Background: Screening to identify individuals with elevated brain amyloid (Aβ+) for clinical trials in Preclinical Alzheimer's Disease (PAD), such as the Anti-Amyloid Treatment in Asymptomatic Alzheimer's disease (A4) trial, is slow and costly. The Trial-Ready Cohort in Preclinical/Prodromal Alzheimer's Disease (TRC-PAD) aims to accelerate and reduce costs of AD trial recruitment by maintaining a web-based registry of potential trial participants, and using predictive algorithms to assess their likelihood of suitability for PAD trials.
Objectives: Here we describe how algorithms used to predict amyloid burden within TRC-PAD project were derived using screening data from the A4 trial.
Design: We apply machine learning techniques to predict amyloid positivity. Demographic variables, APOE genotype, and measures of cognition and function are considered as predictors. Model data were derived from the A4 trial.
Setting: TRC-PAD data are collected from web-based and in-person assessments and are used to predict the risk of elevated amyloid and assess eligibility for AD trials.
Participants: Pre-randomization, cross-sectional data from the ongoing A4 trial are used to develop statistical models.

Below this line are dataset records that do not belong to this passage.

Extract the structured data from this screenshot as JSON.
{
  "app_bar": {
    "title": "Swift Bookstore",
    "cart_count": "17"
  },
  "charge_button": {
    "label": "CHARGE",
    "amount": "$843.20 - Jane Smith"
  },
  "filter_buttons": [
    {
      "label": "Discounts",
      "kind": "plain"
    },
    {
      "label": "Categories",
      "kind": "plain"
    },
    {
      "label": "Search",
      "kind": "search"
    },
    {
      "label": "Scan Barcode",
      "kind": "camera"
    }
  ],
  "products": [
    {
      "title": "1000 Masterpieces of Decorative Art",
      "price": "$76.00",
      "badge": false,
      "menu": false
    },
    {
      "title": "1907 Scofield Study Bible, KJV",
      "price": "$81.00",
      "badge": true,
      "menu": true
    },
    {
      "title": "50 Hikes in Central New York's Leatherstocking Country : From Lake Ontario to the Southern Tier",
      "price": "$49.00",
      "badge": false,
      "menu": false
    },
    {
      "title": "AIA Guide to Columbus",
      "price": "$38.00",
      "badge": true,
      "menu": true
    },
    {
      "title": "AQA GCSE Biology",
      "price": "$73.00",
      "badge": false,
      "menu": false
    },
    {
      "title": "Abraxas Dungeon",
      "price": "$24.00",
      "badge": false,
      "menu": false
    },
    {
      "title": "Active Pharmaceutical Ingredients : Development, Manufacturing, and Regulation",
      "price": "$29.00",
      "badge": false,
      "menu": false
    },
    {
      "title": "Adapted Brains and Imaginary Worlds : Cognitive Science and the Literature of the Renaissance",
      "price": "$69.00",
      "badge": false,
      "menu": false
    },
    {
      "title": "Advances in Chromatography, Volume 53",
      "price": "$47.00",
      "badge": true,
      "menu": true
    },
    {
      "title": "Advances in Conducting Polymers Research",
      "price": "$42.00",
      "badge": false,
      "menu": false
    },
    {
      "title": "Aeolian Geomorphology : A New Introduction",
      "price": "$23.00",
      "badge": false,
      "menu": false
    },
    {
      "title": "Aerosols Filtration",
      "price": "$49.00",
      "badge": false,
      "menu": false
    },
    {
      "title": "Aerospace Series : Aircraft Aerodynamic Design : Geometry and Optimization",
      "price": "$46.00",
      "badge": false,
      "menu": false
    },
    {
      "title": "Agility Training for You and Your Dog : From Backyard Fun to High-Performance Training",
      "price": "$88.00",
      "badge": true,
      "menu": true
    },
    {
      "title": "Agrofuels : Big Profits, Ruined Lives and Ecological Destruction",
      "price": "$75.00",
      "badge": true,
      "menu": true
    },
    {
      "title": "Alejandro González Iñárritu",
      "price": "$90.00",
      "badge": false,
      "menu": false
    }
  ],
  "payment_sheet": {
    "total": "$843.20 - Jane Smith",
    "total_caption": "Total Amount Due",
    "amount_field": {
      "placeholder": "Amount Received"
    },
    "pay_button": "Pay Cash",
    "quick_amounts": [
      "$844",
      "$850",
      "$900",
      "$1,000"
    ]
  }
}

Measurements: Models use a range of cognitive tests and subjective memory assessments, along with demographic variables. Amyloid positivity in A4 was confirmed using positron emission tomography (PET).
Results: The A4 trial screened N=4,486 participants, of which N=1323 (29%) were classified as Aβ+ (SUVR ≥ 1.15). The Area under the Receiver Operating Characteristic curves for these models ranged from 0.60 (95% CI 0.56 to 0.64) for a web-based battery without APOE to 0.74 (95% CI 0.70 to 0.78) for an in-person battery. The number needed to screen to identify an Aβ+ individual is reduced from 3.39 in A4 to 2.62 in the remote setting without APOE, and 1.61 in the remote setting with APOE.
Conclusions: Predictive algorithms in a web-based registry can improve the efficiency of screening in future secondary prevention trials. APOE status contributes most to predictive accuracy with cross-sectional data. Blood-based assays of amyloid will likely improve the prediction of amyloid PET positivity.
Keywords: Alzheimer’s disease; Trial-ready cohort; machine learning.